Specialist are you working with patients experiencing low self-esteem and need support? Feel free to contact me – CBT supervision
Clinical checklist: working with low self-esteem in CBT
The following list can be used as a tool to help conceptualize and monitor the therapy process with people experiencing low self-esteem:
- ☐ Has the dominant domain of value at risk (competence vs. connectedness) been identified?
- ☐ What are the key core beliefs about the self?
- ☐ What beliefs about how the client is perceived by others play a significant role?
- ☐ What compensatory and safety behaviors are most commonly used?
- ☐ What short-term function do these behaviors serve?
- ☐ What long-term costs do they generate (emotional, relational, health)?
- ☐ Do interventions include both cognitive and behavioral levels?
- ☐ Does therapeutic work reduce the centrality of self-esteem monitoring?

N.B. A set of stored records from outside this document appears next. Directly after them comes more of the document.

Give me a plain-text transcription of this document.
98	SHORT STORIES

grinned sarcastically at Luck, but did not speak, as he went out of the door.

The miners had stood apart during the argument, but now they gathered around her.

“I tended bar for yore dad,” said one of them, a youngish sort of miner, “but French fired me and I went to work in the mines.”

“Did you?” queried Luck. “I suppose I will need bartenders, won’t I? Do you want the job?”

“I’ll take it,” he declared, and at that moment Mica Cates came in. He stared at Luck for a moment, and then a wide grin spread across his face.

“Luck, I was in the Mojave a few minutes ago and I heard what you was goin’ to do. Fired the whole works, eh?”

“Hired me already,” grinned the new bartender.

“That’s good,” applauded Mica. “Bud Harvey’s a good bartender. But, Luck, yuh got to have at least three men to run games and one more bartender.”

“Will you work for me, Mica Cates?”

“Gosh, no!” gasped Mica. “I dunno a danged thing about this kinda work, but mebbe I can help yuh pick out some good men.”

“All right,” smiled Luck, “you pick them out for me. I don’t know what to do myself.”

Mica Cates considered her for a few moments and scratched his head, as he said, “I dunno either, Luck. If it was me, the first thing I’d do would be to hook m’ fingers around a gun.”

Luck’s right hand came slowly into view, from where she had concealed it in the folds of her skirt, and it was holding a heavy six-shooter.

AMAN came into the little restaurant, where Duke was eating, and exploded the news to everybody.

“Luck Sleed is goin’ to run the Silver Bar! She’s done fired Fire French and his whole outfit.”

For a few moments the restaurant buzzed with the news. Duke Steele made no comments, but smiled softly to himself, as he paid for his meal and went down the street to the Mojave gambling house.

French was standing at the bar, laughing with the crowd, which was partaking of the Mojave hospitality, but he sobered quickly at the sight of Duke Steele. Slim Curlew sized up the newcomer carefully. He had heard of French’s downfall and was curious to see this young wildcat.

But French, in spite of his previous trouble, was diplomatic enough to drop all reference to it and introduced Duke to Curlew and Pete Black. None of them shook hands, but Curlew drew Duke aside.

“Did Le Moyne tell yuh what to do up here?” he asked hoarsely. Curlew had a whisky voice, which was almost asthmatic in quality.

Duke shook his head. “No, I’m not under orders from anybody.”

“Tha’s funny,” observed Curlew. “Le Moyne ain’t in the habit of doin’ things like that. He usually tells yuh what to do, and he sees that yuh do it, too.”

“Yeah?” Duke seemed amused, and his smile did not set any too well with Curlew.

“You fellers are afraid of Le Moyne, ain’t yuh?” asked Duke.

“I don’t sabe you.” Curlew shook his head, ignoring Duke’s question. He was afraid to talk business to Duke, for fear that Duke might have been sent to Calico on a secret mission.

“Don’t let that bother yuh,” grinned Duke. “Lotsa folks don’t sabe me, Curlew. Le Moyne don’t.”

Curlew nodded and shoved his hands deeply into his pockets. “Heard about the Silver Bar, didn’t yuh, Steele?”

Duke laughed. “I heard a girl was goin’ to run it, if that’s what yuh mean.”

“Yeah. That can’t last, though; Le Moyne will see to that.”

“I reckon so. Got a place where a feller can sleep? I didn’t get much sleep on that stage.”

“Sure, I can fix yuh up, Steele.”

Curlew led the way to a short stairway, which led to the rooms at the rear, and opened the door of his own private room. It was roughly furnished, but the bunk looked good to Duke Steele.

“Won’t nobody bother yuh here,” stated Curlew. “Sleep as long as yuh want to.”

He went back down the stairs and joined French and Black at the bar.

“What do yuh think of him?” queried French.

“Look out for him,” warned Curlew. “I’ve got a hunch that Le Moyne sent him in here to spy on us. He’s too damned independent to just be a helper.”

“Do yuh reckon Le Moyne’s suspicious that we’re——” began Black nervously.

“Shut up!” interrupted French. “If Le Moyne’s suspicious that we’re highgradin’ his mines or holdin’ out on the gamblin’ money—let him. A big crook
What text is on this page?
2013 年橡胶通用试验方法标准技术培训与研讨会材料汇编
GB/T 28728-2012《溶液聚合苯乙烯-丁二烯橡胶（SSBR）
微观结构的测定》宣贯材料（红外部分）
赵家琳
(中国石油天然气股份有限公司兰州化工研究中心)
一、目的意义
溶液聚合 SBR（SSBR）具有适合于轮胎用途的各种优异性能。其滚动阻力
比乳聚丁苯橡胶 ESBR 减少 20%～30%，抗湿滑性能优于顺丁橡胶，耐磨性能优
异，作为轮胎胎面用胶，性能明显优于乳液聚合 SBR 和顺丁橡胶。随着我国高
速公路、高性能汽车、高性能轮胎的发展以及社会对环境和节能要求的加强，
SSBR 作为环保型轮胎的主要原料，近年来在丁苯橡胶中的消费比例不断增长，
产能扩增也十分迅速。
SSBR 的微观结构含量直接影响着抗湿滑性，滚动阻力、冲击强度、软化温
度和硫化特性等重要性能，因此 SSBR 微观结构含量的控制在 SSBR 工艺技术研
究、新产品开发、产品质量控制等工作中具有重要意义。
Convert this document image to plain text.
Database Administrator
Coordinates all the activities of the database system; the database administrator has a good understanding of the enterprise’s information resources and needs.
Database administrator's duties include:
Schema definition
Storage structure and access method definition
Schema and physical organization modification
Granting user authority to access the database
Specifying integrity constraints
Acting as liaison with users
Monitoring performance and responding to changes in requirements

- ☐ Is the client supported in taking actions in the therapy process consistent with values, despite discomfort?
Summary
Change is not about proving one’s worth, but about gradually coming out of a life subordinated to the fear of losing it. It’s a process that requires courage, but leads to greater authenticity and satisfaction. Underestimated self-esteem is a learned pattern of reaction, not an objective truth about a person. Modern CBT shows that change based on understanding, compassion towards oneself and acting in accordance with values is possible.
Bibliography
Fennell, M. (1997). Low self-esteem: a cognitive perspective. Behavioural and Cognitive Psychotherapy, 25, 1-26.
Rimes, K. A., Smith, P., & Bridge, L. (2023). Low self-esteem: a refined cognitive behavioral model. Behavioural and Cognitive Psychotherapy, 51, 579-594. https://www.cambridge.org/core/journals/behavioural-and-cognitive-psychotherapy/article/low-selfesteem-a-refined-cognitive-behavioural-model/A170A4A8E6A428A2F1CF139590452AC5
Beck, A. T. (1976). Cognitive Therapy and the Emotional Disorders. International Universities Press.
Leary, M. R., Tambor, E. S., Terdal, S. K., & Downs, D. L. (1995). Self-esteem as an interpersonal monitor: The sociometer hypothesis. Journal of Personality and Social Psychology, 68, 518-530.
Mahadevan, N., Gregg, A. P., & Sedikides, C. (2016). Is self-esteem a sociometer or a hierometer? Journal of Personality and Social Psychology, 110, 735-752.